Other analysts point to the bad optics the situation presents. 

"The GOP election fraud allegations and probe in Arizona are low on the values scale and high on the damage to reputation scale," Barnes said. "Absent any tangible evidence of allegations ... it just appears to me that the Republican Party is looking to find support, but I think absent any actual evidence it does damage to the brand." 

One of the main components of the Republicans complaints is that voting procedures were not evenly applied between Maricopa and Pima county, a claim that was settled in court.

"Law should be evenly applied by all counties and the laws that exist should be applied in all circumstances," Barnes said. "But it feels, just as an observer, that there (are) allegations without anything to back them up and that doesn't help anyone."

Wells said that beyond the optics, Republicans are doing damage to the electoral process by undermining integrity without any tangible proof.

"Arizona Republicans did have a valid concern about different counties having different rules on 'curing' signatures on mail ballots — and that got resolved well by having all counties follow the same general procedure," Wells said. "It's very disturbing to see Republicans doing what the Russians tried to do in 2016 — undermine confidence in our election systems."

Democrats have a split future moving forward 

There has been a growing ideological split within the Democratic party, with progressive candidates like Alexandria Ocasio-Cortez completing an upset win in New York against incumbent Democrat Joseph Crowley in the primary, and going on to become the youngest female Senator in history. 

On the other side of the divide are candidates like the late-prevailing Senator-elect Kyrsten Sinema who straddles the ideological divide as a moderate leaning Democrat.  

The warring factions of the Democratic party are both holding fast and analysts say the ideologically fissure will continue to deepen into the future. 

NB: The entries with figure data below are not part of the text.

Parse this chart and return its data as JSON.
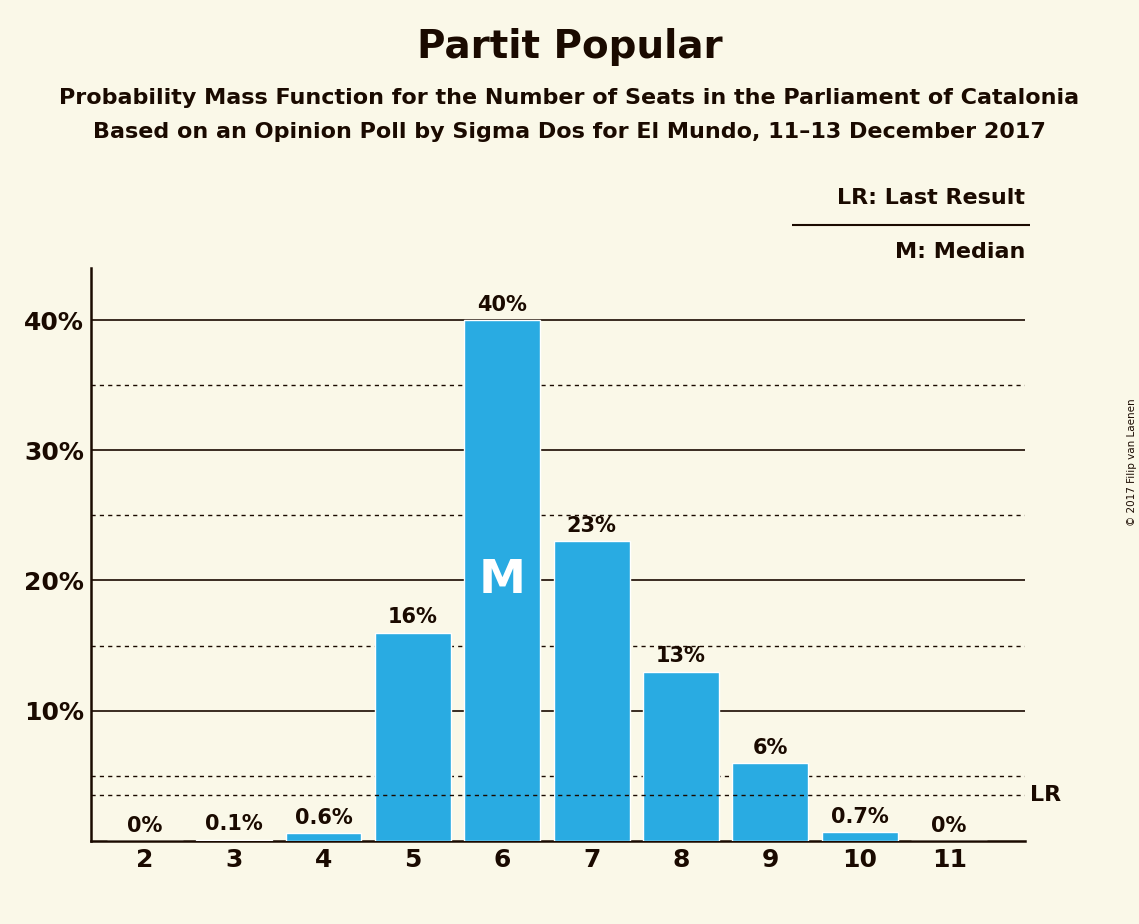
{
  "title": "Partit Popular",
  "subtitle1": "Probability Mass Function for the Number of Seats in the Parliament of Catalonia",
  "subtitle2": "Based on an Opinion Poll by Sigma Dos for El Mundo, 11–13 December 2017",
  "copyright": "© 2017 Filip van Laenen",
  "categories": [
    2,
    3,
    4,
    5,
    6,
    7,
    8,
    9,
    10,
    11
  ],
  "values": [
    0.0,
    0.1,
    0.6,
    16.0,
    40.0,
    23.0,
    13.0,
    6.0,
    0.7,
    0.0
  ],
  "labels": [
    "0%",
    "0.1%",
    "0.6%",
    "16%",
    "40%",
    "23%",
    "13%",
    "6%",
    "0.7%",
    "0%"
  ],
  "bar_color": "#29abe2",
  "background_color": "#faf8e8",
  "text_color": "#1a0a00",
  "median_bar": 6,
  "median_label": "M",
  "lr_value": 3.5,
  "lr_label": "LR",
  "lr_legend": "LR: Last Result",
  "m_legend": "M: Median",
  "ylim": [
    0,
    44
  ],
  "solid_lines": [
    10.0,
    20.0,
    30.0,
    40.0
  ],
  "dotted_lines": [
    5.0,
    15.0,
    25.0,
    35.0
  ],
  "title_fontsize": 28,
  "subtitle_fontsize": 16,
  "label_fontsize": 15,
  "tick_fontsize": 18,
  "legend_fontsize": 16,
  "median_fontsize": 34,
  "bar_width": 0.85
}
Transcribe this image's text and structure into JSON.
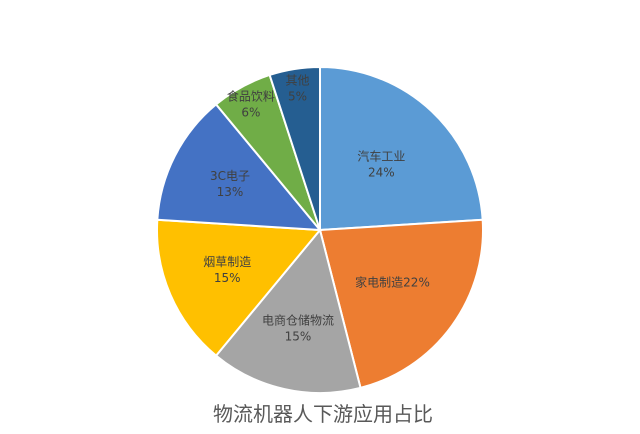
{
  "chart_data": {
    "type": "pie",
    "title": "物流机器人下游应用占比",
    "categories": [
      "汽车工业",
      "家电制造",
      "电商仓储物流",
      "烟草制造",
      "3C电子",
      "食品饮料",
      "其他"
    ],
    "values": [
      24,
      22,
      15,
      15,
      13,
      6,
      5
    ],
    "unit": "%",
    "labels": [
      [
        "汽车工业",
        "24%"
      ],
      [
        "家电制造22%"
      ],
      [
        "电商仓储物流",
        "15%"
      ],
      [
        "烟草制造",
        "15%"
      ],
      [
        "3C电子",
        "13%"
      ],
      [
        "食品饮料",
        "6%"
      ],
      [
        "其他",
        "5%"
      ]
    ],
    "colors": [
      "#5B9BD5",
      "#ED7D31",
      "#A5A5A5",
      "#FFC000",
      "#4472C4",
      "#70AD47",
      "#255E91"
    ],
    "legend": "none"
  }
}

"Sinema won by running as an Arizonan, not as a Democrat, and that's how Janet Napolitano won as well ... When you run as a liberal activist like David Garcia did, you get crushed," Barnes said.

Barnes said Democrats have two different paths to decide between. 

“There are circumstances that lead to victory, and there are strategies that lead to defeat,” Barnes said. “There is the Sinema strategy versus the David Garcia strategy, and those strategies are instructive.”